Docker Model Runner: Running AI Models Locally Made Simple

Docker Model Runner: run AI models locally with zero setup. Pull from Docker Hub, chat via CLI or API. OpenAI-compatible. Beta.

By 
Suleiman Dibirov user avatar
Suleiman Dibirov
DZone Core CORE ·
Jul. 01, 25 · Tutorial
Likes (2)
Comment
Save
Tweet
Share
3.8K Views

Join the DZone community and get the full member experience.

Join For Free

Docker has released an exciting new beta feature that's set to revolutionize how developers work with generative AI. Docker Model Runner enables you to download, run, and manage AI models directly on your local machine without the complexity of setting up elaborate infrastructure.

What Is Docker Model Runner and Why Should You Care?

Docker Model Runner is a feature that dramatically simplifies AI model management for local development. Currently in beta testing, it's available in Docker Desktop version 4.40 and above across multiple platforms:

  • macOS: Full support on Apple Silicon processors
  • Windows: Supported with NVIDIA GPU acceleration available
  • Linux: Available as a separate package for Docker Engine installations

Key Capabilities

The plugin empowers developers to:

  • Download models directly from Docker Hub (specifically from the ai namespace, which hosts all available models)
  • Execute AI models straight from the command line
  • Manage local models with full CRUD operations (add, view, remove)
  • Interact with models through single prompts or interactive chat sessions

Smart Resource Management

One of Docker Model Runner's standout features is its intelligent resource optimization. Models are pulled from Docker Hub only on first use and cached locally thereafter. They're loaded into memory exclusively during query execution and automatically unloaded when idle. While initial downloads can be time-consuming due to modern AI models' substantial size, subsequent access is lightning-fast thanks to local caching.
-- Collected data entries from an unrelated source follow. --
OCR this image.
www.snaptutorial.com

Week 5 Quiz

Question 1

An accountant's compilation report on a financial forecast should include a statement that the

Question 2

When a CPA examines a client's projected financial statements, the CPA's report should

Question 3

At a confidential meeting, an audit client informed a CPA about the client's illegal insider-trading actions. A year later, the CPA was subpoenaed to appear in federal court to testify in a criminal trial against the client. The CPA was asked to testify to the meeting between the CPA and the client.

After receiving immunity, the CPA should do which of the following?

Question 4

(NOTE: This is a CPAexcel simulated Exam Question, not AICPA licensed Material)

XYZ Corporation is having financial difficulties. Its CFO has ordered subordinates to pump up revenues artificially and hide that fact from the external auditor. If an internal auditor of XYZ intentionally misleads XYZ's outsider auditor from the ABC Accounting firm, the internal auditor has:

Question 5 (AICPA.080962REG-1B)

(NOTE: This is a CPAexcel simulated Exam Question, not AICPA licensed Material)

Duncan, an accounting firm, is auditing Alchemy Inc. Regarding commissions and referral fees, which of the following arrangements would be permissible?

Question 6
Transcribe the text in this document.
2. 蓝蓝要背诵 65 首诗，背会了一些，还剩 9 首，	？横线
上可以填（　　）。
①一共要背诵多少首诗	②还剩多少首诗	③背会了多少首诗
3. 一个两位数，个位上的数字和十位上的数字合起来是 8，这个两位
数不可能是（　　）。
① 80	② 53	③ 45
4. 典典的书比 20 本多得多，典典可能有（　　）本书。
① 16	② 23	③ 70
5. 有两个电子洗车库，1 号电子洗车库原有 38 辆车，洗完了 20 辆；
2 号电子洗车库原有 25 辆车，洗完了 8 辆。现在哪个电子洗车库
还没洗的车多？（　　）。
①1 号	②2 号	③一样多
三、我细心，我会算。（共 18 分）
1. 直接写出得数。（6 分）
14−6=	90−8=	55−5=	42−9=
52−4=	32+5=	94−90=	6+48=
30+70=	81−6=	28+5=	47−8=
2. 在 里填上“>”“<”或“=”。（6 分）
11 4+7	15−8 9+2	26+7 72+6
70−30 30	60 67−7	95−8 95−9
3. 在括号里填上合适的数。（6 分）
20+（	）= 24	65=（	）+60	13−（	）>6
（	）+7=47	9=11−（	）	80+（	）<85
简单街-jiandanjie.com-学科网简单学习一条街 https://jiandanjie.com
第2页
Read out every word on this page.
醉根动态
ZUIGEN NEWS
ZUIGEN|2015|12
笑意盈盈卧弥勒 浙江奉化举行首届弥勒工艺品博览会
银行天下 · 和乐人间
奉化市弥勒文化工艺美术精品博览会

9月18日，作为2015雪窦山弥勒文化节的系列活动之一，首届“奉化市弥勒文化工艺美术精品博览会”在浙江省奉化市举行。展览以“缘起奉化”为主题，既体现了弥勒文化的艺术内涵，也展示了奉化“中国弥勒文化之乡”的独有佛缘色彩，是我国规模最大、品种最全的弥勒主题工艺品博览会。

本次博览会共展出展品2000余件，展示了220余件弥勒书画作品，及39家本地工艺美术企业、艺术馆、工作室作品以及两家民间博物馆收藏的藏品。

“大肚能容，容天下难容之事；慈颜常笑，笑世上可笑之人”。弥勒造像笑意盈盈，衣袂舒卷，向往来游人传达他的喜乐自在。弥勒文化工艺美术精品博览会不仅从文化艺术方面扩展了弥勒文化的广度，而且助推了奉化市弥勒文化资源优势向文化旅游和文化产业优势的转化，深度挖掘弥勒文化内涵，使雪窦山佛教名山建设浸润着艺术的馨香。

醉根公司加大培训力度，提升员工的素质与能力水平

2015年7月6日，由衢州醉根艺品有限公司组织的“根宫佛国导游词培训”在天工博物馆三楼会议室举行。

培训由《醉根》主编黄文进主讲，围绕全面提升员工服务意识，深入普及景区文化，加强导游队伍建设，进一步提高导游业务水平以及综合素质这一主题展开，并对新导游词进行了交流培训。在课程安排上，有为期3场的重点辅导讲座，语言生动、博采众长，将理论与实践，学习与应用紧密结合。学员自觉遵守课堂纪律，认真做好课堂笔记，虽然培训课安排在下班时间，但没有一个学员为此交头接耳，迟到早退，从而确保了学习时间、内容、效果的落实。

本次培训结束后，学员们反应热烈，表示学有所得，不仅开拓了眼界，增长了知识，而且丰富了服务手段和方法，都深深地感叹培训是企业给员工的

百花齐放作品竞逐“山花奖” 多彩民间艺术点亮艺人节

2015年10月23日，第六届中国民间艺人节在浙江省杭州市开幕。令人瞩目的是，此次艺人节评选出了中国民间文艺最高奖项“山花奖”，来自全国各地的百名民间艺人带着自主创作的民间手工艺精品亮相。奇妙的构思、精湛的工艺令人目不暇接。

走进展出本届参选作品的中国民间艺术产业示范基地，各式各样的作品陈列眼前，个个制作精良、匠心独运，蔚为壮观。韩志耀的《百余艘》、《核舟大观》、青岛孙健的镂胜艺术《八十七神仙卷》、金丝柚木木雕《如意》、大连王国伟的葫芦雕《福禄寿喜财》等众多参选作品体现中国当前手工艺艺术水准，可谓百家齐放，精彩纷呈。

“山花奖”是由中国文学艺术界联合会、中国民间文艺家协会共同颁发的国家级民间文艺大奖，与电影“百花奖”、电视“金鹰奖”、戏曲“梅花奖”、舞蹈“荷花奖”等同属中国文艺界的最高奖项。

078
Another compelling advantage is the built-in OpenAI-compatible API support, making integration with existing applications seamless.

Essential Commands and Usage

Checking Service Status

Shell
 
$ docker model status
Docker Model Runner is running


Viewing Available Commands

Shell
 
$ docker model help
Usage: docker model COMMAND

Docker Model Runner

Commands:
  inspect   Display detailed information on one model
  list      List the available models that can be run with the Docker Model Runner
  pull      Download a model
  rm        Remove a model downloaded from Docker Hub
  run       Run a model with the Docker Model Runner
  status    Check if the Docker Model Runner is running
  version   Show the Docker Model Runner version

Run 'docker model COMMAND --help' for more information on a command.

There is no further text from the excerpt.